Wer meinem Instagram-Account folgt, hat es vielleicht schon mitbekommen: Seit einem Jahr betreue ich eine Gruppe von Flüchtlingen aus Syrien und dem Irak. Ein guter Zeitpunkt, um zusammenzufassen, was ich in der Zeit gelernt habe. Welche Vorurteile haben sich in Luft aufgelöst – und welche haben sich bestätigt?
Zu Beginn dieses Artikels muss ich gestehen, dass ich vor meiner ehrenamtlichen Tätigkeit selbst Vorurteile gegenüber muslimischen Menschen hatte. Das Grund dafür lag auf der Hand: Ich kannte nicht einen einzigen Muslim! Mein aufgeklärter Verstand sagte mir zwar, dass es in der Realität sicher anders aussieht. Und übrigens sind nicht alle Flüchtlinge aus unserer Gruppe Muslime: Einiger unserer neugewonnen Freunde sind auch Jesiden oder Christen.

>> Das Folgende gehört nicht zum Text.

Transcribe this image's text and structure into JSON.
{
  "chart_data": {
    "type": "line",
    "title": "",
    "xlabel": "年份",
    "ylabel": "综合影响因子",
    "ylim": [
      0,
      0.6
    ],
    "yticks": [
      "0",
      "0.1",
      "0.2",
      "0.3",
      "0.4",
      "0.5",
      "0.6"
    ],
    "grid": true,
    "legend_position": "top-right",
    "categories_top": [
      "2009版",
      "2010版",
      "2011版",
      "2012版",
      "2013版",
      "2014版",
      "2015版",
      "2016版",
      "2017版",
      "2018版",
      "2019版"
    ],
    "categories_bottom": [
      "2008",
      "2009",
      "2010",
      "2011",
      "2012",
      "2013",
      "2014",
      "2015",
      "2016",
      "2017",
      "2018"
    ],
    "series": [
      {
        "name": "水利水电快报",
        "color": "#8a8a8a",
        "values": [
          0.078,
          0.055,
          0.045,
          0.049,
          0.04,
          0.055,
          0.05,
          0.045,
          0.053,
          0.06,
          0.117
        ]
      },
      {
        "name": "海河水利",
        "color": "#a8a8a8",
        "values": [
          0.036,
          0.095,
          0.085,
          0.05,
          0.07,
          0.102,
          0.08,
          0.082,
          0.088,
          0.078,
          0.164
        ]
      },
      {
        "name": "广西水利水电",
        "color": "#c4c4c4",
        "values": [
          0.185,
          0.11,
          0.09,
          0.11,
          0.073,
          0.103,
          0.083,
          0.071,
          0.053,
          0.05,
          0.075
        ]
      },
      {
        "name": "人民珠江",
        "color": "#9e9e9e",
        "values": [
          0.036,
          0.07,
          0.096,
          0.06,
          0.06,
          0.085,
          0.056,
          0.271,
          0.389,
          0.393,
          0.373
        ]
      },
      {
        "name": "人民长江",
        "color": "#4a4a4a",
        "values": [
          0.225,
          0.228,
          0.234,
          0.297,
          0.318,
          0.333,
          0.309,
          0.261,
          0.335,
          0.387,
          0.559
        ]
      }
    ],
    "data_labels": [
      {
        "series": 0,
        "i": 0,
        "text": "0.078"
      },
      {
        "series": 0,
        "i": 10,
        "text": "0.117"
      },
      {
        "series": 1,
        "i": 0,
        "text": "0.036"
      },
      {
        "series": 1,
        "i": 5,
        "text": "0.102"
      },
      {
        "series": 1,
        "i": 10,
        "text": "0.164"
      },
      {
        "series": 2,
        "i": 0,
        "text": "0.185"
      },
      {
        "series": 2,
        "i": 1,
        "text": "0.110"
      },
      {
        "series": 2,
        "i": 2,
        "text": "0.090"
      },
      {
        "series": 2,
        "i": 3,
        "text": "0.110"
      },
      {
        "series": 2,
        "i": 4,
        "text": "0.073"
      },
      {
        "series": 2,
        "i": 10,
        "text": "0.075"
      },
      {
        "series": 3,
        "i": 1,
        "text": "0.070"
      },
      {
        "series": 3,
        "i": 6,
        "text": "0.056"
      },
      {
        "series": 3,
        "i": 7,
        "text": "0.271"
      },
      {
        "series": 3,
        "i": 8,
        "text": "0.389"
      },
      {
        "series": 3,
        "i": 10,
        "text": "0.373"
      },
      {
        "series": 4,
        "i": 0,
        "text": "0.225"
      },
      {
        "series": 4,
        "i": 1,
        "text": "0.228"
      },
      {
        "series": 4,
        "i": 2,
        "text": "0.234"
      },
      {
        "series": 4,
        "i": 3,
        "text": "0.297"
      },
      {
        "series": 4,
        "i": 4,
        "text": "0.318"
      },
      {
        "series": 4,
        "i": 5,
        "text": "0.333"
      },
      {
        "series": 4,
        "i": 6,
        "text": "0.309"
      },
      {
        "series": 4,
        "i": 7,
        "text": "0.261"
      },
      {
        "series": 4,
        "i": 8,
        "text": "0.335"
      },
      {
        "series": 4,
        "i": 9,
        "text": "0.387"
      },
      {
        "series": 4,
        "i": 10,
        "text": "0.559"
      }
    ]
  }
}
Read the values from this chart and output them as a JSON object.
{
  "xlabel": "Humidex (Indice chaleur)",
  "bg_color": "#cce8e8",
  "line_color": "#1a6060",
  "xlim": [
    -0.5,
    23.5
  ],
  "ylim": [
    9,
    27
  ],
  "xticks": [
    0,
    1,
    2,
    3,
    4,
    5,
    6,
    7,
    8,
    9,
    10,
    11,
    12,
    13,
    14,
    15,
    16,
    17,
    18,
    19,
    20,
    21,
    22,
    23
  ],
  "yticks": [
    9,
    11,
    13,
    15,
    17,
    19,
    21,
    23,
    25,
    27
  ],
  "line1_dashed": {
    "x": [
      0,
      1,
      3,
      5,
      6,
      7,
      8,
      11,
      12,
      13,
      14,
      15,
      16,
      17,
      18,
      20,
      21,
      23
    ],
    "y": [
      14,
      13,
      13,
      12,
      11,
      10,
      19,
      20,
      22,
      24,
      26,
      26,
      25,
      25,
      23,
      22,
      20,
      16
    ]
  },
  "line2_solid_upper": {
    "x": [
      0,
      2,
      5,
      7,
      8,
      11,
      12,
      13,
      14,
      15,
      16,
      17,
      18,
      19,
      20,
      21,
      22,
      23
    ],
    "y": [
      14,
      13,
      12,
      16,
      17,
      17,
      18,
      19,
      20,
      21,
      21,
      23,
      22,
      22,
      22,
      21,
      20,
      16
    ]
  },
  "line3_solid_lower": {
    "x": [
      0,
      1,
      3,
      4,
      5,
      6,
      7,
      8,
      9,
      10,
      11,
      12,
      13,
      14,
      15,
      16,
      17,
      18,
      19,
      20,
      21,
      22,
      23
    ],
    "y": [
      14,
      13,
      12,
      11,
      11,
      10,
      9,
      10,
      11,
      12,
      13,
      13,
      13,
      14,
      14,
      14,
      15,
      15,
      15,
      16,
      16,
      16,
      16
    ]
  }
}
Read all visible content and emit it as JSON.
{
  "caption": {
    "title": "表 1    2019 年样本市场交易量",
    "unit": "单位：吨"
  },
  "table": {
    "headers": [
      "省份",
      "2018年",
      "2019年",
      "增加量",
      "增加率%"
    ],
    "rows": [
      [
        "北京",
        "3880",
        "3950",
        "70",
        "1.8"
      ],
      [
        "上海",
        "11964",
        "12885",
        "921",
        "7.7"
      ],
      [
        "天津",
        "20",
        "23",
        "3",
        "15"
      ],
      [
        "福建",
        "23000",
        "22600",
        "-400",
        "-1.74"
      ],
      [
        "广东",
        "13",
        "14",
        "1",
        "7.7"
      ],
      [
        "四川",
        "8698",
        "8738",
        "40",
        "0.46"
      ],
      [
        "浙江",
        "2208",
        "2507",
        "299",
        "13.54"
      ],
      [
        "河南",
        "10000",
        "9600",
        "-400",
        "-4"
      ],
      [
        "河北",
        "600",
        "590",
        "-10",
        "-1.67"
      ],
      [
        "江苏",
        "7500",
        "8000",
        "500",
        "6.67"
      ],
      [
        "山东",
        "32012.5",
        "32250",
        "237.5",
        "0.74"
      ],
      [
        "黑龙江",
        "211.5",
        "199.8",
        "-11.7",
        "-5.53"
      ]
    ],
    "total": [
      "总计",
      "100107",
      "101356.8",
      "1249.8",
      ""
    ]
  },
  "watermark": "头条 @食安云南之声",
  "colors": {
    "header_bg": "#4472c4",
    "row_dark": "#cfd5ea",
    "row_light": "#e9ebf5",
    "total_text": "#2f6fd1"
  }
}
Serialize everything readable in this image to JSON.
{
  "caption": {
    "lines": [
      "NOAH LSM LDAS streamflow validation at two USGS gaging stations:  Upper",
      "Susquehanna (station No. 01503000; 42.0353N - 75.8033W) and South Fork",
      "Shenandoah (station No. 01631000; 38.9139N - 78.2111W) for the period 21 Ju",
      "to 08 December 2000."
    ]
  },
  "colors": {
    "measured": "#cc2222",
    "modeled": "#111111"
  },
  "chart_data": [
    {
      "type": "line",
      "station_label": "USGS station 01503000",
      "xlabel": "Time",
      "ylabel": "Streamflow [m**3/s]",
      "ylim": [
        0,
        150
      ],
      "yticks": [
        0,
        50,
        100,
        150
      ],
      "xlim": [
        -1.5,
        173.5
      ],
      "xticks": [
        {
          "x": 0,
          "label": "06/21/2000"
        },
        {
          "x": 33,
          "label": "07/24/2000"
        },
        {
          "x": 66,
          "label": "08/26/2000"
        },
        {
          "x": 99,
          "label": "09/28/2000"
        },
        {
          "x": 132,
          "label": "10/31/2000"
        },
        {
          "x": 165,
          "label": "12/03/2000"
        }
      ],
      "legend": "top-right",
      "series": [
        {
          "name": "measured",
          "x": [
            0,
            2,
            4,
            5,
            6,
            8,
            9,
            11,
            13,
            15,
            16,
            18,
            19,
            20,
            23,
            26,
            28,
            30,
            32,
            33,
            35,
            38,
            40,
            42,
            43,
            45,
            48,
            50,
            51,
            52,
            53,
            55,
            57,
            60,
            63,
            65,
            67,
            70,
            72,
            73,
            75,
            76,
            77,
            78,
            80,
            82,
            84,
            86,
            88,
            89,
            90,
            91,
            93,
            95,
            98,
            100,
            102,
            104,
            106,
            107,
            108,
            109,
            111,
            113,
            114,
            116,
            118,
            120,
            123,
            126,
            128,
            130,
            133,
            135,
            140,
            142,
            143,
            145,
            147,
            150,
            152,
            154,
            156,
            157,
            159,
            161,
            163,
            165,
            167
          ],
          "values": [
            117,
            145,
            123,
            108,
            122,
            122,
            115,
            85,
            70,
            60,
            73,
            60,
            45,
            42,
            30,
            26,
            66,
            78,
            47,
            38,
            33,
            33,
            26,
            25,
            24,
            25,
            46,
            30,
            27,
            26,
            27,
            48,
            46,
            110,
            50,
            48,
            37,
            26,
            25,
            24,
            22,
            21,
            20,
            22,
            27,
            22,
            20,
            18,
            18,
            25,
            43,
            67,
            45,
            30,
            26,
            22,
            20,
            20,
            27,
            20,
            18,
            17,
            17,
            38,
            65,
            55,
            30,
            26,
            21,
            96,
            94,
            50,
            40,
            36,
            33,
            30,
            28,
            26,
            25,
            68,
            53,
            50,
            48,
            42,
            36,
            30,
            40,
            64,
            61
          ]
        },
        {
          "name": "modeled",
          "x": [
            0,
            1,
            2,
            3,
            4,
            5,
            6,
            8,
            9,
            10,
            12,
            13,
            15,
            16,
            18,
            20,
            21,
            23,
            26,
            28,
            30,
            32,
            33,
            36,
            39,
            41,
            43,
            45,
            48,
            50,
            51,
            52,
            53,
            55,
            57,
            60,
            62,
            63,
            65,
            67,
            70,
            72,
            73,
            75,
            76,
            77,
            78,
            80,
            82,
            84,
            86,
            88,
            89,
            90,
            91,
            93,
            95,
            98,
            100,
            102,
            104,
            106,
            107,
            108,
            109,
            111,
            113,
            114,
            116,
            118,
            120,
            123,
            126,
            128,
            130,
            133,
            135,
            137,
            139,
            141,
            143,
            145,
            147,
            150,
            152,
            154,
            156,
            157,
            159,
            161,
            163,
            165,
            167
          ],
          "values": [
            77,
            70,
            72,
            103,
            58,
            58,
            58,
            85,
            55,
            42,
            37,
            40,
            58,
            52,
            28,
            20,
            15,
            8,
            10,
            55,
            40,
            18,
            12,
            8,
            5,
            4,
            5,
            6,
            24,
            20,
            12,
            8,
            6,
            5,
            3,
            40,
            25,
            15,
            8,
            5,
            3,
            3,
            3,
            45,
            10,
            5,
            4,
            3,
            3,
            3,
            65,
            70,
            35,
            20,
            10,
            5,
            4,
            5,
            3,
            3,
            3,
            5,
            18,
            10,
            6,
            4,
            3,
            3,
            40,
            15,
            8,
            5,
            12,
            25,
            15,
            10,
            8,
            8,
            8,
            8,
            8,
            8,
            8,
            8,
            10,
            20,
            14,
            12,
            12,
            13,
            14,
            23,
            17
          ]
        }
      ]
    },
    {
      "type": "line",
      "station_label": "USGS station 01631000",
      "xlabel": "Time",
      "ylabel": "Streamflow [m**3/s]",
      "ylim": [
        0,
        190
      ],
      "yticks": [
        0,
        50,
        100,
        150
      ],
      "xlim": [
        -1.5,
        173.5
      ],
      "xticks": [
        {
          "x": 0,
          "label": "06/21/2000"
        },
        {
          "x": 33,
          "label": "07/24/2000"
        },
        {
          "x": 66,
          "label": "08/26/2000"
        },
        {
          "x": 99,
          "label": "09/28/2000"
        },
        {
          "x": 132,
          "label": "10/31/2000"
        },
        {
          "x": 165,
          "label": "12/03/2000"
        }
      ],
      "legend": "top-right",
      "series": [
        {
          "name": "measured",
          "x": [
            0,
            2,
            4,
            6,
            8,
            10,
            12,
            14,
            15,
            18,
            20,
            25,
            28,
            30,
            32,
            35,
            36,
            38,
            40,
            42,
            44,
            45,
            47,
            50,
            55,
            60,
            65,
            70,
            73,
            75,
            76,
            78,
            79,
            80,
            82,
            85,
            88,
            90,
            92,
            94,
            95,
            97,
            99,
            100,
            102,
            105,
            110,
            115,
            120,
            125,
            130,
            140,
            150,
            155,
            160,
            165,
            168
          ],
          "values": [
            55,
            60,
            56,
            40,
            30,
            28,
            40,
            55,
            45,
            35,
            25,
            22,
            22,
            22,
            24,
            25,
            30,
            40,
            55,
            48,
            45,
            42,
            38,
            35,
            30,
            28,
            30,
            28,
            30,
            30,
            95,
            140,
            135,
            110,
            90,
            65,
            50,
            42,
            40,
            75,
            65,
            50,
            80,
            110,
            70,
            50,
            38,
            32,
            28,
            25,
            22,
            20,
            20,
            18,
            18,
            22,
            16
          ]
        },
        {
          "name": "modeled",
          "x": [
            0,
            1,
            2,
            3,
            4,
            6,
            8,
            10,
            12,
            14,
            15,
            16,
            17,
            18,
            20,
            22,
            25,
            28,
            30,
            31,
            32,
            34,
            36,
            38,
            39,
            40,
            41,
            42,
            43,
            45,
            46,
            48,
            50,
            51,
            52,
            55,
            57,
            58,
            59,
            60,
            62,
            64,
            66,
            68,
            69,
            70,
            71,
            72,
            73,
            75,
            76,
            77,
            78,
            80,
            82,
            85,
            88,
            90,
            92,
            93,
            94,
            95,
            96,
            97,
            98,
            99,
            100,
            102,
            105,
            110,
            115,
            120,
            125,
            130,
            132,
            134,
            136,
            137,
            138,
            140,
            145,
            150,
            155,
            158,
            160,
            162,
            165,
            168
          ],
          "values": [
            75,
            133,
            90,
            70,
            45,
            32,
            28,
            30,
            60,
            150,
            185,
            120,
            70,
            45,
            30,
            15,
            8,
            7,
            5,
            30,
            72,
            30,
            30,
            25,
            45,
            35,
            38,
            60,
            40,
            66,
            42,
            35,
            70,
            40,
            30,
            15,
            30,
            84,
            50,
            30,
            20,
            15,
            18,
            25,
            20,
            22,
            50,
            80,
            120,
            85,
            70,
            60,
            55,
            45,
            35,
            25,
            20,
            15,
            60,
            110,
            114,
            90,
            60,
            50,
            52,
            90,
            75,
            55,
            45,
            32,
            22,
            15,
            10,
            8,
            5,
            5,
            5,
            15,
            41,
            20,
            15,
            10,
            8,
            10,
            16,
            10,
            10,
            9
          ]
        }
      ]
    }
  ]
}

Sind alle Muslime religiös?
Die meisten Muslime, die ich kennengerlernt habe, sind genauso religiös, wie wir Christen – nämlich gar nicht. Ob Tag oder Nacht, ich habe in den letzten zwölf Monaten viel Zeit mit ihnen verbracht und noch nicht einen von ihnen beten sehen. Zu Ramadan haben drei oder vier von ihnen gefastet – aber ich kenne auch Leute, die Weihnachten feiern und trotzdem keine fundamentalen Christen sind. Zwei von Ihnen haben das Fasten übrigens gleich nach ein paar Tagen wieder aufgegeben, da es in deisem Jahr zur Ramadan-Zeit sehr heiß in Deutschland war. Und ich kenne sogar Muslime, die gar nicht wussten, wann überhaupt Ramadan ist.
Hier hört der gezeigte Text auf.